I admit. I have fallen under Golem’s spell. Up until I had to shoot some photos of them the other night, I had never even heard them. I was an instant convert. They are all, every one of them musicians of the highest degree. The fiddle player particularly could easily hold first chair in any symphony of any kind on the planet, but instead she fucking rocks out in smoky and beer soaked clubs with an incredibly talented, explosive, and fun band. It always makes me happy when young people (ah the young people) take up arms for some reason other than indie rock or bastardized punk-garage-space-rock garbage.
I must also confess that I was a little bit intimidated by the whole event; amplified by the fact that it was “Jewish Night” at the Bottle, which was taken much more literally than I would have imagined.
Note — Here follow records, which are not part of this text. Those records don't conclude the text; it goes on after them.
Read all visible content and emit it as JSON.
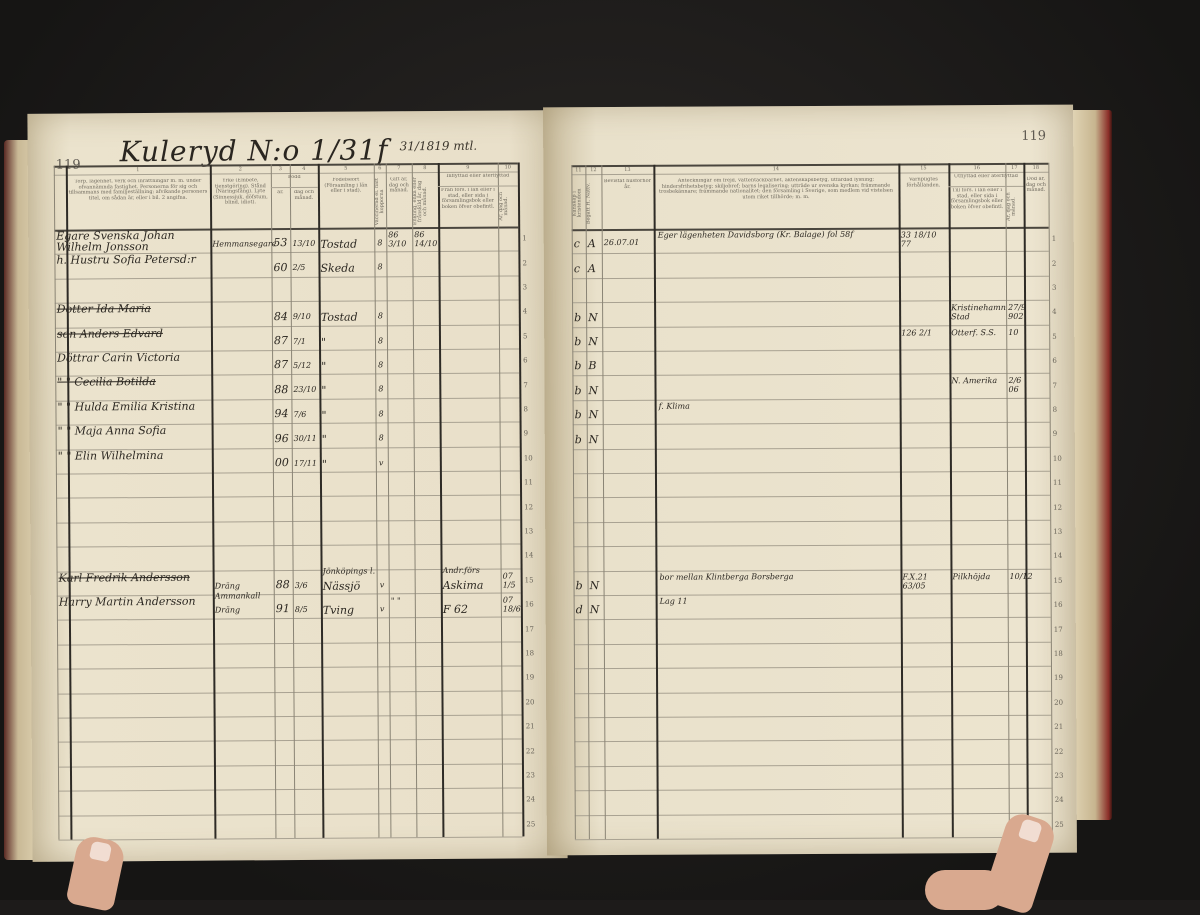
{
  "left_page": {
    "page_number": "119",
    "title": "Kuleryd N:o 1/31f",
    "title_note": "31/1819 mtl.",
    "column_numbers": [
      "1",
      "2",
      "3",
      "4",
      "5",
      "6",
      "7",
      "8",
      "9",
      "10"
    ],
    "headers": {
      "name": "Torp, lägenhet, verk och inrättningar m. m. under ofvannämnda fastighet. Personerna för sig och tillsammans med familjeställning; afvikande personers titel, om sådan är, eller i bil. 2 angifna.",
      "occupation": "Yrke (Embete, tjenstgöring). Stånd (Näringsfång). Lyte (Sinnessjuk, döfstum, blind, idiot).",
      "born_group": "Född",
      "born_year": "år.",
      "born_date": "dag och månad.",
      "birthplace": "Födelseort (Församling i län eller i stad).",
      "mark": "Vaccinerad el. haft kopporna",
      "married": "Gift år, dag och månad.",
      "widowed": "Enkling, enka eller frånskild år, dag och månad.",
      "moved_in_group": "Inflyttad eller återflyttad",
      "moved_in_from": "Från förs. i län eller i stad, eller sida i församlingsbok eller boken öfver obefintl.",
      "moved_in_date": "År, dag och månad."
    },
    "rows": [
      {
        "row": 1,
        "name": "Egare Svenska Johan Wilhelm Jonsson",
        "occupation": "Hemmansegare",
        "born_year": "53",
        "born_date": "13/10",
        "birthplace": "Tostad",
        "mark": "8",
        "married": "86 3/10",
        "widowed": "86 14/10",
        "struck": false
      },
      {
        "row": 2,
        "name": "h. Hustru Sofia Petersd:r",
        "born_year": "60",
        "born_date": "2/5",
        "birthplace": "Skeda",
        "mark": "8",
        "struck": false
      },
      {
        "row": 4,
        "name": "Dotter Ida Maria",
        "born_year": "84",
        "born_date": "9/10",
        "birthplace": "Tostad",
        "mark": "8",
        "struck": true
      },
      {
        "row": 5,
        "name": "son Anders Edvard",
        "born_year": "87",
        "born_date": "7/1",
        "birthplace": "\"",
        "mark": "8",
        "struck": true
      },
      {
        "row": 6,
        "name": "Döttrar Carin Victoria",
        "born_year": "87",
        "born_date": "5/12",
        "birthplace": "\"",
        "mark": "8",
        "struck": false
      },
      {
        "row": 7,
        "name": "\" \" Cecilia Botilda",
        "born_year": "88",
        "born_date": "23/10",
        "birthplace": "\"",
        "mark": "8",
        "struck": true
      },
      {
        "row": 8,
        "name": "\" \" Hulda Emilia Kristina",
        "born_year": "94",
        "born_date": "7/6",
        "birthplace": "\"",
        "mark": "8",
        "struck": false
      },
      {
        "row": 9,
        "name": "\" \" Maja Anna Sofia",
        "born_year": "96",
        "born_date": "30/11",
        "birthplace": "\"",
        "mark": "8",
        "struck": false
      },
      {
        "row": 10,
        "name": "\" \" Elin Wilhelmina",
        "born_year": "00",
        "born_date": "17/11",
        "birthplace": "\"",
        "mark": "v",
        "struck": false
      },
      {
        "row": 15,
        "name": "Karl Fredrik Andersson",
        "occupation": "Dräng",
        "born_year": "88",
        "born_date": "3/6",
        "birthplace_note": "Jönköpings l.",
        "birthplace": "Nässjö",
        "mark": "v",
        "moved_in_note": "Andr.förs",
        "moved_in_from": "Askima",
        "moved_in_date": "07 1/5",
        "struck": true
      },
      {
        "row": 16,
        "name": "Harry Martin Andersson",
        "occupation_note": "Ammankall",
        "occupation": "Dräng",
        "born_year": "91",
        "born_date": "8/5",
        "birthplace": "Tving",
        "mark": "v",
        "married": "\" \"",
        "moved_in_from": "F 62",
        "moved_in_date": "07 18/6",
        "struck": false
      }
    ]
  },
  "right_page": {
    "page_number": "119",
    "column_numbers": [
      "11",
      "12",
      "13",
      "14",
      "15",
      "16",
      "17",
      "18"
    ],
    "headers": {
      "knowledge": "Kunskap i kristendom",
      "communion": "Begått H. Nattv.",
      "examination": "Bevistat husförhör år.",
      "remarks": "Anteckningar om frejd, vattentäckbarhet, äktenskapsbetyg, utfärdad lysning; hindersfrihetsbetyg; skiljobref; barns legalisering; utträde ur svenska kyrkan; främmande trosbekännare; främmande nationalitet; den församling i Sverige, som medlem vid vistelsen utom riket tillhörde; m. m.",
      "military": "Värnpligtes förhållanden.",
      "moved_out_group": "Utflyttad eller återflyttad",
      "moved_out_to": "Till förs. i län eller i stad, eller sida i församlingsbok eller boken öfver obefintl.",
      "moved_out_date": "År, dag och månad.",
      "died": "Död år, dag och månad."
    },
    "rows": [
      {
        "row": 1,
        "knowledge": "c",
        "communion": "A",
        "examination": "26.07.01",
        "remarks": "Eger lägenheten Davidsborg (Kr. Balage) fol 58f",
        "military": "33 18/10 77"
      },
      {
        "row": 2,
        "knowledge": "c",
        "communion": "A"
      },
      {
        "row": 4,
        "knowledge": "b",
        "communion": "N",
        "moved_out_to": "Kristinehamn Stad",
        "moved_out_date": "27/9 902"
      },
      {
        "row": 5,
        "knowledge": "b",
        "communion": "N",
        "military": "126 2/1",
        "moved_out_to": "Otterf. S.S.",
        "moved_out_date": "10"
      },
      {
        "row": 6,
        "knowledge": "b",
        "communion": "B"
      },
      {
        "row": 7,
        "knowledge": "b",
        "communion": "N",
        "moved_out_to": "N. Amerika",
        "moved_out_date": "2/6 06"
      },
      {
        "row": 8,
        "knowledge": "b",
        "communion": "N",
        "remarks": "f. Klima"
      },
      {
        "row": 9,
        "knowledge": "b",
        "communion": "N"
      },
      {
        "row": 15,
        "knowledge": "b",
        "communion": "N",
        "remarks": "bor mellan Klintberga Borsberga",
        "military": "F.X.21 63/05",
        "moved_out_to": "Pilkhöjda",
        "moved_out_date": "10/12"
      },
      {
        "row": 16,
        "knowledge": "d",
        "communion": "N",
        "remarks": "Lag 11"
      }
    ]
  },
  "row_count": 25
}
The fact of the matter is that I have a deep love for history and culture of any type. Pile culture upon culture on me in all of it’s many forms and I will lovingly appreciate it safely in my room, but I lack the built in protocols to appropriately respond to anything with that much history behind it. I am an atheist Anglo mutt from central Indiana. I possess no cultural identity whatsoever. I can appreciate other people’s, but only vicariously.
Even Golem, a decidedly new band, has the air of legitimacy about them. They perform real classical Yiddish songs, maybe on amphetamines, but the roots are there. When you have no roots, it’s a kind of large thing to be confronted with. I guess what I’m trying to say is that I’ll work on my Hora and try my best to participate in something which I love but is decidedly outside of my own cultural sphere.